As the parent of teenage boys who have to be dragged out of bed on school days, I had been looking forward to earlier sunrises once the winter solstice was past. But early January mornings seemed darker than ever while at the same time, the sky was clearly lighter around 5 p.m.
FIGURE 8 An analemma shows the Sun’s varying positions over a year.
It turned out that what I suspected was actually true — by Jan. 2, there were 12 more minutes of sunlight in the afternoons, but 3 fewer minutes in the morning. It also turned out that the reasons for it were complicated, as I discovered in a series of phone and e-mail conversations with Jay M. Pasachoff, a professor of astronomy at Williams College, and a former student of his, Joseph Gangestad, who received his Ph.D. in orbital mechanics from Purdue.

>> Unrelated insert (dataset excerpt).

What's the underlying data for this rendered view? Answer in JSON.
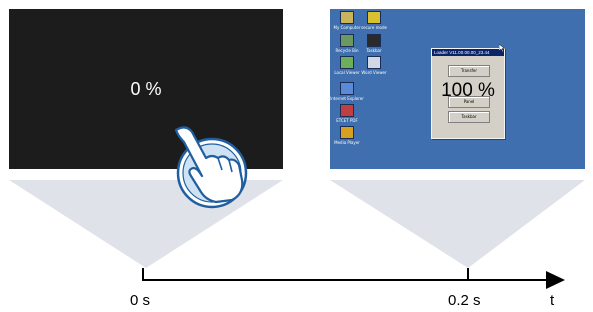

They pointed me to the Equation of Time, a grandly named formula relating to the fact that not all days are 24 hours, if you track noon by the position of the Sun instead of on a clock.
We’ve all seen a readout of the Equation of Time, Dr. Pasachoff said. It’s that uneven figure 8 that can be found on globes in a deserted part of the Pacific, a shape known as an analemma.
If Earth’s axis were perpendicular to its orbit instead of tilted, and if its orbit were a circle instead of an ellipse, the Sun would appear in the same spot in the sky each day and clocks and sundials would always match. Instead, they can be as much as 16 minutes apart, and that’s where things get complicated.
As Earth moves toward winter solstice, you have “different things going on at the same time,” Dr. Pasachoff said.
Earth’s tilt means that every day during the fall, the angle at which we view the Sun changes. It appears farther south and travels a shorter arc across the sky, affecting sunrise and sunset equally, and making the day shorter.
The changes in the solar time follow a different cycle. In the early 1600s, Kepler discovered that planets move faster at the part of their orbit that is closest to the sun, the perihelion. For Earth, perihelion comes a little after the winter solstice, so from November on, Earth is accelerating.
That increased speed means we reach the Sun’s maximum a little earlier each day, which pushes solar noon backward against clock time. That shift is amplified because the Sun is traveling a little south each day, while clocks only count its east to west traverse.
Add it all together and you get sunrise and sunset times that are not symmetrical. In the weeks before the winter solstice, sunrise is being pushed later by both the changing angle of the Sun and the slowing of solar time. But sunset is being pushed in both directions — earlier by the Sun’s angle and later by the change in solar time.
The result is more darkness in the morning and less in the afternoon. That’s why the earliest sunset of 2012, at 4:29 p.m., in New York fell as soon as Nov. 30, according to theNational Oceanic and Atmospheric Administration’s solar calculator, while mornings continued to stay dark later. After the solstice, Earth continued its acceleration until reaching perihelion on Jan. 2. So the sunrise continued to slide, reaching its latest point, 7:20 a.m., on Dec. 28. There it stood until Jan. 11, when we finally got another minute of morning light. By Feb. 7, sunrise will be all the way back to 7 a.m.
“It’s hard to wrap the mind around this problem, which is really a figment of our timekeeping system,” Dr. Gangestad said. That is, we would never notice it if we all just used sundials.